Когда я снова оказываюсь на улице, идти не могу. Прижимаюсь
Поспать можно в павильоне. А ведь мама обязательно пойдёт в школу — проверить, там ли я.
Едва бреду. Вхожу в класс. Химия. Виктор отвечает таблицу Менделеева. Сажусь на место и плыву в химических запахах. Ещё недолго потерпеть. Совсем недолго. И всё кончится…
Мама в школу пришла. Заглянула в наш класс во время истории.
Успокойся, мама. Я ничего не знаю. Только дай мне час времени побыть дома одной. Я ничего с собой не сделаю. Соберу вещи, и всё. Ты принесла себя в жертву. Ты спасла Дениса. Тебе очень плохо сейчас. Для тебя Денис — сын. Тебе сейчас хуже, чем мне. Но, я знаю, ты теперь навсегда с Денисом.
Уроки кончились. Ко мне подошёл Виктор.
— Ты можешь ничего не говорить, но, я чувствую, что-то случилось: Мария Евсеевна провожала тебя в школу, заглянула в класс на истории. Никогда такого не бывало. Пойдём к нам, хочешь? Мама пришла с работы, пообедаем втроём.
— Поезд в четыре, — говорю я Виктору, — сейчас два двенадцать. Помоги мне. Я совсем вас с мамой загоняла, но у меня нет выхода — надо успеть собраться.
Мы идём от школы. Всё непривычно. Солнце осушает своей игрой лужи. И то, что мы идём с Виктором рядом… И то, что мы разговариваем.
— Я или мама можем что-то изменить, чтобы ты не уехала? Или хотя бы подождала уезжать и закончила школу?
— Нет, вы ничего не можете изменить.
Я иду. Я говорю с Виктором. Когда жизнь кончилась.
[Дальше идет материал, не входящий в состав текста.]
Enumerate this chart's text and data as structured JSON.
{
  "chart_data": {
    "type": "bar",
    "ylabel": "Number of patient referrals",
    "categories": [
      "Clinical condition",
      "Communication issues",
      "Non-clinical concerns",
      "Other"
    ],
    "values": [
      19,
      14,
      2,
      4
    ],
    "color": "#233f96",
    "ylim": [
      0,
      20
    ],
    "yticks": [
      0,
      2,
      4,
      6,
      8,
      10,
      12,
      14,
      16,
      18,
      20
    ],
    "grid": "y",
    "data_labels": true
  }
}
— Мне нетрудно купить билет. Хочешь, я подойду к дому в три тридцать?
— Хочу. Только под окно. А Ангелика Сысоевна потом передаст маме записку.
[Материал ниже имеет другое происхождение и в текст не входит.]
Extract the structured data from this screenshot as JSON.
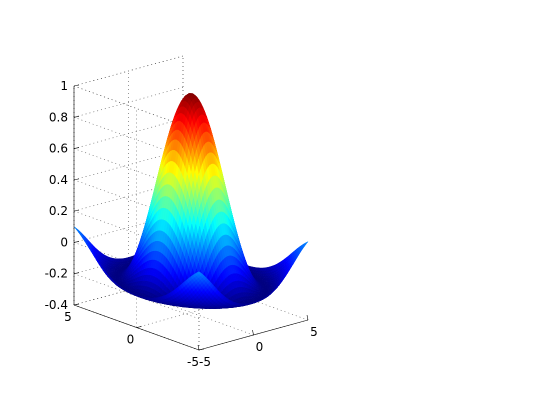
{
  "chart_data": {
    "type": "surface",
    "function": "sin(sqrt(x^2+y^2))/sqrt(x^2+y^2)",
    "colormap": "jet",
    "grid": true,
    "x_range": [
      -5,
      5
    ],
    "y_range": [
      -5,
      5
    ],
    "z_range": [
      -0.4,
      1
    ],
    "x_ticks": [
      -5,
      0,
      5
    ],
    "y_ticks": [
      -5,
      0,
      5
    ],
    "z_ticks": [
      -0.4,
      -0.2,
      0,
      0.2,
      0.4,
      0.6,
      0.8,
      1
    ],
    "x_tick_labels": [
      "-5",
      "0",
      "5"
    ],
    "y_tick_labels": [
      "-5",
      "0",
      "5"
    ],
    "z_tick_labels": [
      "-0.4",
      "-0.2",
      "0",
      "0.2",
      "0.4",
      "0.6",
      "0.8",
      "1"
    ],
    "title": "",
    "xlabel": "",
    "ylabel": "",
    "zlabel": ""
  }
}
Мама дома и задыхается, у неё — приступ.
Звоню в «скорую», звоню Ангелине Сысоевне — перехватить Виктора. Я не могу уехать — мама умирает.
Приступ длится до вечера. Ни уколы, ни искусственное дыхание не помогают, мама пытается вздохнуть и не может. Опять сини губы, выпучены глаза, смертная бледность…
Виктор, Ангелина Сысоевна, отец, врачи топчутся в беспомощности.
И я стою около неё.
Она пытается поймать мой взгляд.
Вопрос — жить ей, не жить — зависит от меня? Она знает, что я знаю? Она просит пощадить её?
Что же я за стерва?! Только о себе думаю.
Ну же, забудь про себя, соверши геройский поступок: поднимись над обидами, подави себя, спаси жизнь своей матери! И я склоняюсь к ней:
— Мама, мама, пожалуйста…
Губы мои лепечут жалкие слова, руки мои гладят её, чуть придавливая и отпуская грудь.
И мама начинает дышать. Ровно, спокойно, как здоровый человек. И тут же отпускает её день — нашпигованная лекарствами, она засыпает.